Longitudinal Follow Up Challenges In Congenital Heart Disease Outcomes
Kate Taylor, MPH, Michelle Mizrahi, MD, Elizabeth McCullum, PhD, Carlos M. Mery, MD, MPH, Charles D. Fraser, Jr., MD.
Texas Center for Pediatric and Congenital Heart Disease, UT Health Austin and Dell Children’s Medical Center, Austin, TX, USA.
Objective(s): Tracking congenital heart disease (CHD) outcomes is imperative. The Society of Thoracic Surgeons (STS) historically reported 30-day post-operative mortality status, but now requires reporting of 1-year survival. We evaluated the realities of tracking long-term outcomes, hypothesizing this will be a challenging universal undertaking.
Methods: A list of CHD patients with an index operation between 07/31/2018 and 02/01/2019 was generated from the electronic medical record (EMR). International charity patients were excluded. Patient demographics, mortality status and dates of the last inpatient and outpatient clinical encounter were recorded. Contact was attempted via phone twice to ascertain mortality status. Patients known to be deceased were not contacted. Descriptive, univariate, and multivariable logistic regression statistics were utilized.
Results: A sample of 104 patients was identified. EMR review and phone calls determined 78 (75%) patients to be alive, 2 (2%) to be deceased, and 24 (23%) with an undetermined mortality status. 49 (49%) of those eligible were able to be contacted by phone.
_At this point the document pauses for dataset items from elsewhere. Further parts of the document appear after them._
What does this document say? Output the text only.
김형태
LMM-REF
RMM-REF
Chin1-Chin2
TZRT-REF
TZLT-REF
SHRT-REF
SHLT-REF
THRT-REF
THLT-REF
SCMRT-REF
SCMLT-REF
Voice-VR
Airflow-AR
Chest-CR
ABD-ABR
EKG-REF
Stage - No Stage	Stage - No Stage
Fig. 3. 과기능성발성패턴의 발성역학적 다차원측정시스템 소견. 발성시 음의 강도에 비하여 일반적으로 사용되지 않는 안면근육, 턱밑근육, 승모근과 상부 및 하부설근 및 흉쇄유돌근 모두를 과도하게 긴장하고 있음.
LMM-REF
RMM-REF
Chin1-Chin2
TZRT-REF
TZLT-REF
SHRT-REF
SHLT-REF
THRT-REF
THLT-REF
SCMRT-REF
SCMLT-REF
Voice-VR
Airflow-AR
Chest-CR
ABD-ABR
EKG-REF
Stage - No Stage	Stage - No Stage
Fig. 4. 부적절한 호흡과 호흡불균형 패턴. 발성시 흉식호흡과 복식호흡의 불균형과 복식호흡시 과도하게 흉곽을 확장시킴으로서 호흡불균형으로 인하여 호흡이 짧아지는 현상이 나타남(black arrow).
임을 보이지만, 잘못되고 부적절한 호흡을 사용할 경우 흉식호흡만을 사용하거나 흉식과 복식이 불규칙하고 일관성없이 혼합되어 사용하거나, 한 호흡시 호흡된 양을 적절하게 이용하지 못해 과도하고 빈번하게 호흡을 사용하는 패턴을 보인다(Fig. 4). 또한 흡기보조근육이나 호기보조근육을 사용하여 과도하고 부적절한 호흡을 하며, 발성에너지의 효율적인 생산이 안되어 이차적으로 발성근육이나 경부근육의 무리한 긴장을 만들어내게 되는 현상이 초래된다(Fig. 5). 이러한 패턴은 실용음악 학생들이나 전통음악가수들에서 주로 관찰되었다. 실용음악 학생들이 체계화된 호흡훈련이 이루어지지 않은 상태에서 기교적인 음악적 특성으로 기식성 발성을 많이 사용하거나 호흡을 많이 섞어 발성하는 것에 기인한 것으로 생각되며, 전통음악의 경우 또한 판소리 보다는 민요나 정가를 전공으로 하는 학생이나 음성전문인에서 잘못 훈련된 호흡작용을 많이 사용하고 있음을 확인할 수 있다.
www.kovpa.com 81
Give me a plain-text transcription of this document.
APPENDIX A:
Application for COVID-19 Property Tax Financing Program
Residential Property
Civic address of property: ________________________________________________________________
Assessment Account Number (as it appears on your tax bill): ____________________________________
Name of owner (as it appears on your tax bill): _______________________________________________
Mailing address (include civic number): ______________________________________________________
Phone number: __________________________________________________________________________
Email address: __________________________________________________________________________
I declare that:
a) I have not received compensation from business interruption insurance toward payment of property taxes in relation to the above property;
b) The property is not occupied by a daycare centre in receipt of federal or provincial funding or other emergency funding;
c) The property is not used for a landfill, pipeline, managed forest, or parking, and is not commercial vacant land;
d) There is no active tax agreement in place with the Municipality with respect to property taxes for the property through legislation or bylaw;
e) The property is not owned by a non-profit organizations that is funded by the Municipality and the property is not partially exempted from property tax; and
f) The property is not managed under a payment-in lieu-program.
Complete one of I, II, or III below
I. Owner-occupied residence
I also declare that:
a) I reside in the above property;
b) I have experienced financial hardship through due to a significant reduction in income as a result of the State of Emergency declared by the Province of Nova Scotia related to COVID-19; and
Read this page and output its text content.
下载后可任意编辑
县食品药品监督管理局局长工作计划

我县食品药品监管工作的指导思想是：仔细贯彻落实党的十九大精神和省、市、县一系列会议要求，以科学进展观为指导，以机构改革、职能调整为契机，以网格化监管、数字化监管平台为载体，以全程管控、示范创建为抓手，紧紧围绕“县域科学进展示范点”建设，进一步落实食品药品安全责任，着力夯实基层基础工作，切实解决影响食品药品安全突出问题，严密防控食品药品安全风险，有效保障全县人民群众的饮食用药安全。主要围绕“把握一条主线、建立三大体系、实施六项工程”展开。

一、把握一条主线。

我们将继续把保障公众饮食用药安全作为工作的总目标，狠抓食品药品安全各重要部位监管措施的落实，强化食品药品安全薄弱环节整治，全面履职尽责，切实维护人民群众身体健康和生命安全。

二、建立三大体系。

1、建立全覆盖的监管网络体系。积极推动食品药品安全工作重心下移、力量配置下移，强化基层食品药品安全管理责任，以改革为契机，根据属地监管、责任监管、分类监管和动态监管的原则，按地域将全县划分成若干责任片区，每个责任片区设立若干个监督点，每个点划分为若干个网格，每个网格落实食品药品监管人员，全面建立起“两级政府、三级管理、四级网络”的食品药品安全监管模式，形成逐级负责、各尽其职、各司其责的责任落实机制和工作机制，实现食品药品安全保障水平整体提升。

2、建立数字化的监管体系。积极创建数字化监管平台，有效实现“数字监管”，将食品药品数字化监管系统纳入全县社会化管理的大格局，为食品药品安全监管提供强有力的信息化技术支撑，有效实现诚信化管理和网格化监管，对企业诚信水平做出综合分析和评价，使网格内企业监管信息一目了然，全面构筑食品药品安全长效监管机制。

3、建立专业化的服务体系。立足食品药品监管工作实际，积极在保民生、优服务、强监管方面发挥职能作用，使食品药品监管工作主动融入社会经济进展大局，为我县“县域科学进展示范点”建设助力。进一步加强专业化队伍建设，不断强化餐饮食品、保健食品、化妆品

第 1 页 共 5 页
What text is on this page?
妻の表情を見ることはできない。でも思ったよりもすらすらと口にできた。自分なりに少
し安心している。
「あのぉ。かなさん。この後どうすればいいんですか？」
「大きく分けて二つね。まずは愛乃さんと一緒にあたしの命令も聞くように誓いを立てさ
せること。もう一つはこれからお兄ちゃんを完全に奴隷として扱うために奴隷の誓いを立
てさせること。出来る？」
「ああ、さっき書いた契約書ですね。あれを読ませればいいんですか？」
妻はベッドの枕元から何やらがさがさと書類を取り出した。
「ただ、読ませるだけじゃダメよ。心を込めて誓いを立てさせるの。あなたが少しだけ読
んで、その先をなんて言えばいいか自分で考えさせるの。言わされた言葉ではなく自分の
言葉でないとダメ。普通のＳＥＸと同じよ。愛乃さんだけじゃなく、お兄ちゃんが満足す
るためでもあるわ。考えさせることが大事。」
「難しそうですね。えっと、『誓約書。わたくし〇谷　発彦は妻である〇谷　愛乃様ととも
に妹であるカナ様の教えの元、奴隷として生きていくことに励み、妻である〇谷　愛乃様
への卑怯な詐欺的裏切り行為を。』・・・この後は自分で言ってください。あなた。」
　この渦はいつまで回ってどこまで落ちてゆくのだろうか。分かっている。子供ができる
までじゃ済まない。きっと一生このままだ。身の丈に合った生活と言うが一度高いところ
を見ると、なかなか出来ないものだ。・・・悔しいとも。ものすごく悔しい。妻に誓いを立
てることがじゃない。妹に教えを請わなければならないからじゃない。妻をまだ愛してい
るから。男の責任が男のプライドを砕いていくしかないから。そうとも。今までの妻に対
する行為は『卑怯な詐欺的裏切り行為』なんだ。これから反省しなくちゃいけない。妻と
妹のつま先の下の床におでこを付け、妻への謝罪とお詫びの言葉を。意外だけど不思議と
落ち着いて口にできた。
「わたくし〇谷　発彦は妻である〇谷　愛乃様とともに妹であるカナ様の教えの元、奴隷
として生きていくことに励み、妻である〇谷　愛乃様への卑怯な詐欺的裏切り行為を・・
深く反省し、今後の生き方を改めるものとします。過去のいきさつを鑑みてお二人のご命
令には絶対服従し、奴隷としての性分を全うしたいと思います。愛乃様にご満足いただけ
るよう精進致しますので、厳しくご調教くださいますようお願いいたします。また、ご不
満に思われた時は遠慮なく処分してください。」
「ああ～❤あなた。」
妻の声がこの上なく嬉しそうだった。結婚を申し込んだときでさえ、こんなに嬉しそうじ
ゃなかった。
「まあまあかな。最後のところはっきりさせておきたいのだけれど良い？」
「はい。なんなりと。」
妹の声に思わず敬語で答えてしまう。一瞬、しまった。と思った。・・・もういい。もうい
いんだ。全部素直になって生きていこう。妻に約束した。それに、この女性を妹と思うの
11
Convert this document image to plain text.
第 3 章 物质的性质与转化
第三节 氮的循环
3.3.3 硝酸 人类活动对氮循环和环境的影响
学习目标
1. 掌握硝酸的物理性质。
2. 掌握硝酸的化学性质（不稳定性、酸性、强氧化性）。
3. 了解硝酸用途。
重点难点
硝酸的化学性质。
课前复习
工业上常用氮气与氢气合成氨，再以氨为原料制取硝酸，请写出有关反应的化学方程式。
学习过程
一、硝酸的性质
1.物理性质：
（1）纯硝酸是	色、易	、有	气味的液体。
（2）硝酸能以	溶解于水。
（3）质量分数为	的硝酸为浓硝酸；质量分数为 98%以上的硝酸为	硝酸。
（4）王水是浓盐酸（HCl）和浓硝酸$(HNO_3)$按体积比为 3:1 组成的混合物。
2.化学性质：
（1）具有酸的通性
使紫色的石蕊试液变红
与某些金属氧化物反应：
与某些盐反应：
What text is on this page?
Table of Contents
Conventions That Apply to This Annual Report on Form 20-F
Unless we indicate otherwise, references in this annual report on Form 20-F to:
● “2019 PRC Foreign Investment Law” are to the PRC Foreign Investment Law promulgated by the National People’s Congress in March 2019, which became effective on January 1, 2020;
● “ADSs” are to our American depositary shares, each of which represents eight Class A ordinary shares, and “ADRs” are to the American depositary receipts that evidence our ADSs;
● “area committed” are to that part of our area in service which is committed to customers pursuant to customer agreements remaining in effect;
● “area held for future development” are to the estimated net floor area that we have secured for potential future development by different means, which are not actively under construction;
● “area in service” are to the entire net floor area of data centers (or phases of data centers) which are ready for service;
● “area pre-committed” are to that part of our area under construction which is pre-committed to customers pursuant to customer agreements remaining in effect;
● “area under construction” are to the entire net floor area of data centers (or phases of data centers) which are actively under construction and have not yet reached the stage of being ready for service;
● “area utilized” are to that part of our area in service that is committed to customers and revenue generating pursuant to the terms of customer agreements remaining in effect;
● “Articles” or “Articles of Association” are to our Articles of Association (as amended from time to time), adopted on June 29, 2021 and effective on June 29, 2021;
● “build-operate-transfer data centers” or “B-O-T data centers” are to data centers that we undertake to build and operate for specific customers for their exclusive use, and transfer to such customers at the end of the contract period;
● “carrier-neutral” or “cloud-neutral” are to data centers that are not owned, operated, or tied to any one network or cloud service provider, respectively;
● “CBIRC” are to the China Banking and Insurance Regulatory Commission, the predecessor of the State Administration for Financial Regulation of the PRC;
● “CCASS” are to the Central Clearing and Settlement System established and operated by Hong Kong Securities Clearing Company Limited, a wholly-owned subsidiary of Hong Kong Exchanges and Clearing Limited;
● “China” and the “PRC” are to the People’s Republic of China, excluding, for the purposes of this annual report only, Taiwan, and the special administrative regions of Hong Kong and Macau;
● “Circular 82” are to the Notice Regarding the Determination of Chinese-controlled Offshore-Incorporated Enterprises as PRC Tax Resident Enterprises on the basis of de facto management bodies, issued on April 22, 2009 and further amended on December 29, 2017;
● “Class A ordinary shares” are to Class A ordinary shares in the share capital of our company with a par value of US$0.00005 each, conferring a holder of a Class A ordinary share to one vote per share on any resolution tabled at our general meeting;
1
Patients with an unknown mortality status were more likely to be white (OR=4.73, 95%CI:1.25-24.59, p=0.04), not receive Medicaid (OR=0.10, 95%CI:0.02-0.34, p<0.001), and have been readmitted within 30-days of their index operation (OR=4.68, 95%CI:1.02-23.40, p=0.05), adjusted for patient age at surgery.
Conclusions: Even in the context of a resource-replete, medium-volume program, 100% 1-year follow-up is challenging. Our evaluation with EMR review and two phone calls allowed us to determine 77% of patients’ long-term status. These data imply that additional tracking tools, including unique patient identifiers, may be needed for optimized outcomes assessment.